Пока реаниматолог пишет справку, идём искать врача приёмного отделения. С трудом отыскиваем его в процедурном кабинете. Ощущаю себя полным Козловым, в том смысле, что застаю врача тискающим молоденькую медсестру. Я больше чем уверен, что меньше всего на свете он хотел бы сейчас увидеть меня или любого другого посетителя, мешающего ему вести нормальную служебно-половую жизнь.
Стараясь быть тактичным, негромко покашливаю:
– Извините, доктора Васильева здесь нет?
О Боже! Ну и лицо у него! Ну, в смысле выражение лица. С таким только заикание лечить.
– Я Васильев. Что у вас?
– Собственно, у меня немного. Просто жизнь не сложилась, денег хронически не хватает, но об этом мы в другой раз поговорим, а сейчас меня интересует, как к вам попали два ночных приятеля – грабитель и его жертва неудавшегося преступного замысла, кто их привёз и вообще…

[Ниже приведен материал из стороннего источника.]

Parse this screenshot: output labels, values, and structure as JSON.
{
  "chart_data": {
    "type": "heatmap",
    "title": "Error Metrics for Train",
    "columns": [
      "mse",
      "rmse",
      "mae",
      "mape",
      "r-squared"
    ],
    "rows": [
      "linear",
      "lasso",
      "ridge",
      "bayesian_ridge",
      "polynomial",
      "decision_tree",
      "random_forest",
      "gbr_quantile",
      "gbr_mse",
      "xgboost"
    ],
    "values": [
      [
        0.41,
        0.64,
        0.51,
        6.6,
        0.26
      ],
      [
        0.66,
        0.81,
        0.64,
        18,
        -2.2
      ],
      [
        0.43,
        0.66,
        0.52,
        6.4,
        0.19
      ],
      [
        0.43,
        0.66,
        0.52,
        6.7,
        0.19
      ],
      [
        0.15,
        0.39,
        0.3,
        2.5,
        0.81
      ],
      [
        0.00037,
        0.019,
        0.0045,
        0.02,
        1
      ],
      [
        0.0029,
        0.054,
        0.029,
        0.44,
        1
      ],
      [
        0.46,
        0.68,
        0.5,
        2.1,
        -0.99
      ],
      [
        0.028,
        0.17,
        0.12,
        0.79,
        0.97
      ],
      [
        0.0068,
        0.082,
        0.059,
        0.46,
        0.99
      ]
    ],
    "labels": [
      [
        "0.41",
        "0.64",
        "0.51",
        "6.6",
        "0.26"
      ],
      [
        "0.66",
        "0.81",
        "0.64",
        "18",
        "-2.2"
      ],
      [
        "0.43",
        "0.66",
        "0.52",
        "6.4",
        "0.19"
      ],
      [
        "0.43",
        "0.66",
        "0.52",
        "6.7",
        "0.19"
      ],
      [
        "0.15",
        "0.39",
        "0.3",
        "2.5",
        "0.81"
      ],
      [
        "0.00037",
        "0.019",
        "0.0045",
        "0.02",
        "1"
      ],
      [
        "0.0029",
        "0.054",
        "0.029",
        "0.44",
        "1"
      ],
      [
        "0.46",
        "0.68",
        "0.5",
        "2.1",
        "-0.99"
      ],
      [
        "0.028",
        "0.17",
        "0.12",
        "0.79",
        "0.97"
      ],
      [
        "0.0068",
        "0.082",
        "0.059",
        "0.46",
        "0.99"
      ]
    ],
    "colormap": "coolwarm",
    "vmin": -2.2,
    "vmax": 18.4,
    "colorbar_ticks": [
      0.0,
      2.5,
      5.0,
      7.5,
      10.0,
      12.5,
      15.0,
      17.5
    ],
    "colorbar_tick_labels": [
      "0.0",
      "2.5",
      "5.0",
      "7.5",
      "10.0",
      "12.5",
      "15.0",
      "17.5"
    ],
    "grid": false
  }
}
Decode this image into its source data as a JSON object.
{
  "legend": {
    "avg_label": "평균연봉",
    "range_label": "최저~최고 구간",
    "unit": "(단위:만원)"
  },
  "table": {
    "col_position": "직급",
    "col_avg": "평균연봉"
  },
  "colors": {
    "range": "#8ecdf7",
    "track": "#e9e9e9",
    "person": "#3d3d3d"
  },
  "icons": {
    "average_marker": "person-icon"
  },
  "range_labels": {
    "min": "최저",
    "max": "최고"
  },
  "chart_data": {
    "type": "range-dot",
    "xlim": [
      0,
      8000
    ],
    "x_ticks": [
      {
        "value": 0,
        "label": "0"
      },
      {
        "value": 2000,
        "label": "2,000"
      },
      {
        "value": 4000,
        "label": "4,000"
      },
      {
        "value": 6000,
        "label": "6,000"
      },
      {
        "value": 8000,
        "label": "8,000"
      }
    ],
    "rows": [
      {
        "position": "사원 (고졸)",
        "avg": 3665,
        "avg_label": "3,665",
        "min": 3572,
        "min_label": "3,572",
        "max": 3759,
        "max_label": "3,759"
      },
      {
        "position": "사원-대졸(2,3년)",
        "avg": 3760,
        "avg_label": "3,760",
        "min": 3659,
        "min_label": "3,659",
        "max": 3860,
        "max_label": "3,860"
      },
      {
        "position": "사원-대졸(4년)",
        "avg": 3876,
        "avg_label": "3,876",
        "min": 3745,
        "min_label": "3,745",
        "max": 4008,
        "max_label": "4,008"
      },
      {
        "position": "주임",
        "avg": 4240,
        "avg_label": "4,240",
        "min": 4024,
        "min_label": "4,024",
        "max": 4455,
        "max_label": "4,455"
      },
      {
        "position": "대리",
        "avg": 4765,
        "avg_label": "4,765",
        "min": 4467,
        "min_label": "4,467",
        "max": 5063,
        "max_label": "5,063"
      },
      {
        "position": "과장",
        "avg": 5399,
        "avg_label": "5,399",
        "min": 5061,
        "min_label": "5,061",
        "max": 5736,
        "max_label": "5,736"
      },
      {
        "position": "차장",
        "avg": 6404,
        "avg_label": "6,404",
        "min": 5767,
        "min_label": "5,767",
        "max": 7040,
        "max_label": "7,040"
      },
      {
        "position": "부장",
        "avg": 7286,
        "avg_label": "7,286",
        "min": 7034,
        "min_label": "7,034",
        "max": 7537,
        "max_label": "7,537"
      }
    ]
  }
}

– Да никто их не привозил, – пожимает плечами врач. – Где-то около четырёх часов ночи открываются двери и, вот так же бестактно, как вы, вваливается этот дохляк, в смысле худощавый, с ножом в боку, и за шкирку волочит за собой еще кого-то, как потом выяснилось, грабителя. Вот, собственно, и всё. Я их быстренько осмотрел и обоих в операционную.
– А откуда вы знаете, кто кого из них грабил?
– Это уж потом выяснилось, худой сам рассказал, когда я его осматривал. Шибко он интересовался, мол, не убил ли, ненароком, своего обидчика. Я его ещё успокаивал, убить, мол, не убил, но на инвалидность определил – это точно.
Пока я хожу за справкой, Маша быстренько записывает показания врача, и мы возвращаемся в отдел.
8 ч. 30 мин. Развод у начальника РОВД
Памятуя о моих ночных подвигах, опоздание на дежурство мне не припомнили, более того, начальник пообещал поощрить меня премией. Но премию он мне, хоть и пообещал, но не даст. Он всегда так делает: обещает и не даёт. А куда ему деваться? У него две дочери, обе замужем за ментами, старший зять взял в кредит машину, так что мы понимаем нужды начальника и не обижаемся на него.
А вот то, что за Машкой заехал такой же молодой, как и она, лейтенант, меня поначалу огорчило. А затем я порадовался, что пока она не променяла своего лейтенанта, на меня, старого придурка.
Так что пойду приму мзду с провинившегося соседа: надо отремонтировать двигатель на моей машине, купить новую зимнюю резину, заняться… И, кстати, надо не забыть позвонить моей утренней стриптизерше – жопастенькой Виктории. Пусть топает со своим благоверным в психушку искать доктора Потапова. А потом я буду ждать её у себя дома, чтобы она сполна могла погасить образовавшийся у неё передо мной должок.
В конце концов, кто-то ведь должен бросить свои стринги на мои трусы «Ну, погоди!».